Georgia to receive $111 million from IMF
The completion of the eighth review concludes the EFF supported program which has helped strengthen the economy’s resilience to shocks, as underscored by Georgia’s ability to successfully navigate the fallout from the COVID-19 pandemic. Trend reports citing 1tv.ge.
According to the National Bank, the Georgian economy is expected to resume growth from the second quarter of 2021 onwards and output is projected to expand by 3.5 per cent this year.
NBG reports that continued prudent macroeconomic policies and implementation of structural reforms would help ensure a durable and inclusive recovery.
“On April 9, the Executive Board of the International Monetary Fund (IMF) completed on a lapse of time basis the Eighth Review of Georgia’s economic reform program supported by a four-year extended arrangement under the Extended Fund Facility (EFF ). This is the last review under the arrangement and its completion will release SDR 78 million (about $111 million), bringing total disbursements to SDR 484 million (about $687 million).
Repeated restrictions on movement and economic activity took a toll on economic growth with output contracting by 6.2 per cent in 2020. The authorities’ policy response helped limit the human toll of the pandemic and rightly focused on protecting the vulnerable. After successfully navigating the second wave of COVID-19 and commencing vaccinations, Georgia is at a potential turning point in overcoming the fallout of the pandemic. The next steps are to decisively bring COVID-19 under control, secure the recovery, and maintain macroeconomic policy discipline in a challenging environment. Under the baseline, a strong recovery is expected to commence in the second quarter of 2021 and output is expected to expand by 3.5 per cent for the year.
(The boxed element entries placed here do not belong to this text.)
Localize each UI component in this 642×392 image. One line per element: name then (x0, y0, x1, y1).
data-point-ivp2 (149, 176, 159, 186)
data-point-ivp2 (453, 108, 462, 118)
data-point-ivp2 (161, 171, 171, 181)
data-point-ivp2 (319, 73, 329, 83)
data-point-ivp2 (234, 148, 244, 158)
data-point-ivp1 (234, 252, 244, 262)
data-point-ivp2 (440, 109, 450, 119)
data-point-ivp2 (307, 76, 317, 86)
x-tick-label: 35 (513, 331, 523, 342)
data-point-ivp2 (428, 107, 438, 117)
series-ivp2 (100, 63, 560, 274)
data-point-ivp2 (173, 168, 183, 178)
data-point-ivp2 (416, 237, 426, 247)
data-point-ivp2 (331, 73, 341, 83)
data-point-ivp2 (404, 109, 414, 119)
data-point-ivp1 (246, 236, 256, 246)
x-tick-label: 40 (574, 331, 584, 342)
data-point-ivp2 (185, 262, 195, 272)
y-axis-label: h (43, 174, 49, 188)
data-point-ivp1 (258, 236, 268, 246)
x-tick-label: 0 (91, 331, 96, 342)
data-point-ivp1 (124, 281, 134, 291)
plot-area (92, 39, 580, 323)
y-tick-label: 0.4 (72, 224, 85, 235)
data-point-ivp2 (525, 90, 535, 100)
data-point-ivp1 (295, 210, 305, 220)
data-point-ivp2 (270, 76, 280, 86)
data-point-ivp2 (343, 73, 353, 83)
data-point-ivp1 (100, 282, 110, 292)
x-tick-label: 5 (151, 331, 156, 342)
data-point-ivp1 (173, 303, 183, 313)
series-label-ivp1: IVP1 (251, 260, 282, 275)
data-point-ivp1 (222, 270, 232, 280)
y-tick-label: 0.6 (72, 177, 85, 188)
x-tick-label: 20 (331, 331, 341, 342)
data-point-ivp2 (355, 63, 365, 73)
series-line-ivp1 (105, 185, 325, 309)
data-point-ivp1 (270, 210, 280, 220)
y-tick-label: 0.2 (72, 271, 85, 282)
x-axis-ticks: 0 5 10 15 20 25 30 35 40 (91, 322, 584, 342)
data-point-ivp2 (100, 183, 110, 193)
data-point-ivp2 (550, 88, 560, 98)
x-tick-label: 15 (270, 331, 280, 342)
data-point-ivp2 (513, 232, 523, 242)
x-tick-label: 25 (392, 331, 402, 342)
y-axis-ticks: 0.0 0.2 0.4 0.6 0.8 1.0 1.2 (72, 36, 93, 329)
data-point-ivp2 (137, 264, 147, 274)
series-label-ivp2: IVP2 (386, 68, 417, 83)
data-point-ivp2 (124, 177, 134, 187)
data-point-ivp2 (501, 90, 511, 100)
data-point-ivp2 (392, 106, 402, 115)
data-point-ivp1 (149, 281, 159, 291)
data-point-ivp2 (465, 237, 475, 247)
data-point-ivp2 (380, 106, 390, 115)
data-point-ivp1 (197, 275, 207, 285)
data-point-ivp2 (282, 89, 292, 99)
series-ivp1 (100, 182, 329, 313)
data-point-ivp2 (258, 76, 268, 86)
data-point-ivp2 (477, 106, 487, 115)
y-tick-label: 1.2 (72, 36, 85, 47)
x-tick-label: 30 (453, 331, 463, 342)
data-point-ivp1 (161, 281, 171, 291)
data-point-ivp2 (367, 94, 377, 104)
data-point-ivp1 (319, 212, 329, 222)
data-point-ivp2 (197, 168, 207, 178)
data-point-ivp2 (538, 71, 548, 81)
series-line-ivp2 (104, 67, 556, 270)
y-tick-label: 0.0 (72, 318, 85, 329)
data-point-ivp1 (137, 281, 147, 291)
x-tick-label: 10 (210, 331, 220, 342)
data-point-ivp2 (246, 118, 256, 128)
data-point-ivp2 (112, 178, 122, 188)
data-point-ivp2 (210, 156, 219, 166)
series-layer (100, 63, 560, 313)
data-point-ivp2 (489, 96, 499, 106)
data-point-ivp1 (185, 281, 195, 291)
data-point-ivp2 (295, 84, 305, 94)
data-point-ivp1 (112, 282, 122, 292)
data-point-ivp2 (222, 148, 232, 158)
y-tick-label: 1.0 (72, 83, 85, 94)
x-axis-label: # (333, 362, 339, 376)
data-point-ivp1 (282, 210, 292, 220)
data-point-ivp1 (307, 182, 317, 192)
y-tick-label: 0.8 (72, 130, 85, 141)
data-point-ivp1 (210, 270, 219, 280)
The 2021 budget appropriately provides additional targeted support to vulnerable households and businesses to help cope with the pandemic. If more fiscal support is needed due to a new wave of the pandemic, reprioritizing spending should be the first line of defence. Increased public debt and sizable contingent liabilities make strict adherence to the fiscal rule especially important to preserve credibility. Proactive monitoring of fiscal risks remains essential, and advancing state-owned enterprise reform would help control and mitigate those risks.
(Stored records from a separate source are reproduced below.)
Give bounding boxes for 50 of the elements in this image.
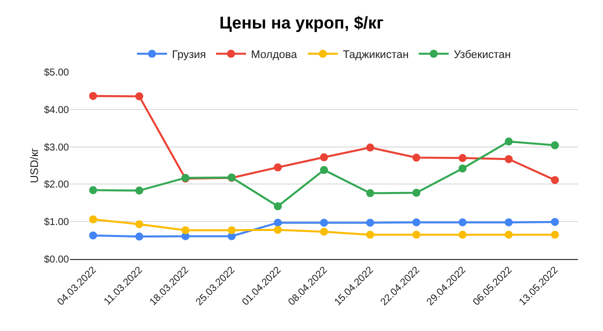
point [366,189,374,198]
point [274,163,282,172]
point [366,144,374,152]
chart-title: Цены на укроп, $/кг [219,13,384,32]
point [320,166,328,174]
y-tick-label: $2.00 [44,180,70,191]
point [274,202,282,210]
point [89,92,98,100]
point [366,230,374,239]
legend-label: Молдова [251,49,298,62]
point [504,138,513,146]
point [550,218,559,226]
point [550,141,559,150]
point [412,230,420,239]
point [550,176,559,184]
point [550,230,559,239]
point [320,218,328,227]
point [412,188,420,197]
point [458,230,467,239]
y-tick-label: $5.00 [44,68,70,78]
point [458,164,467,172]
point [228,226,236,234]
y-axis-title: USD/кг [29,148,41,184]
y-tick-label: $3.00 [44,142,70,154]
y-tick-label: $1.00 [44,217,70,228]
point [89,215,98,224]
point [135,220,144,228]
point [320,228,328,236]
point [458,154,467,162]
point [366,218,374,227]
point [504,218,513,226]
legend-label: Узбекистан [454,49,511,62]
point [135,186,144,195]
point [89,231,98,240]
point [320,153,328,162]
point [181,226,190,234]
point [412,154,420,162]
point [504,155,513,164]
point [89,186,98,194]
y-tick-label: $0.00 [44,254,70,266]
legend-label: Таджикистан [342,49,409,62]
point [412,218,420,226]
legend-label: Грузия [172,49,206,62]
point [274,226,282,234]
point [458,218,467,226]
point [135,92,144,100]
point [504,230,513,239]
y-tick-label: $4.00 [44,104,70,116]
point [274,218,282,227]
point [135,232,144,241]
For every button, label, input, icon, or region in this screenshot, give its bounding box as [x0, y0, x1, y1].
Due to consecutive shocks related to concerns over travel restrictions in the second half of 2019, the outbreak of the pandemic in early 2020, and recent spillovers of trading partner currency volatility, the lari has come under repeated bouts of pressure. The NBG remains appropriately focused on achieving its inflation target which is a cornerstone of Georgia’s macroeconomic policy framework. The most recent policy rate increase responds to elevated inflation expectations following a somewhat prolonged period of inflation exceeding its target. Further increases in the policy rate may be needed if external pressures persist. Overall, the inflation-targeting framework, combined with the floating exchange rate regime, continues to serve Georgia well and foreign exchange intervention should remain aimed at preventing disorderly market conditions.
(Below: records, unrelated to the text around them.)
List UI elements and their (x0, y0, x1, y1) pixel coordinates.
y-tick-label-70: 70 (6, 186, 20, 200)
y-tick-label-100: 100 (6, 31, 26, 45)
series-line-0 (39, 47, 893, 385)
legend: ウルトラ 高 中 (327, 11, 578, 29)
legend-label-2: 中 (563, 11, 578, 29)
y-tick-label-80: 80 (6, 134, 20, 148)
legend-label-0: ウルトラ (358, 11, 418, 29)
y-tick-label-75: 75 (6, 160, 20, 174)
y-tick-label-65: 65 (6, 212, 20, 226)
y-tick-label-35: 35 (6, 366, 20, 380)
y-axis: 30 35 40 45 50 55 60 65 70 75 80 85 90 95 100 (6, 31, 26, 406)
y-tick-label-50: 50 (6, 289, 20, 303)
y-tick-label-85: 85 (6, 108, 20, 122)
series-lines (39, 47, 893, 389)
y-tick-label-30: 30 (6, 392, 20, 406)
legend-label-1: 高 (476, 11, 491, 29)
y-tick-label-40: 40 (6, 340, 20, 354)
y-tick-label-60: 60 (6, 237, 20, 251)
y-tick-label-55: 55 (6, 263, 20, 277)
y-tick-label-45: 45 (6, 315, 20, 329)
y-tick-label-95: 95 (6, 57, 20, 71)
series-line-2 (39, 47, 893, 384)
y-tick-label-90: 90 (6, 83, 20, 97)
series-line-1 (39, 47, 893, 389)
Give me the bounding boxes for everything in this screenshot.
The financial sector remained profitable in 2020 and the banking system managed to maintain sufficient capital buffers to withstand the COVID-19 shock, reflecting the effectiveness of the supervisory regime before the crisis. Looking ahead, supervisors should aim to calibrate policies that balance the need to support the recovery and to proactively deal with the increase in non-performing loans. The new bank resolution framework will further strengthen financial resilience.
In addition to prudent macroeconomic policies, advancing the structural reform agenda will be essential to sustain a durable and inclusive recovery. The near-term priorities are operationalizing the insolvency framework to deal with the aftermath of the COVID-19 shock and education reform” information by NBG reads.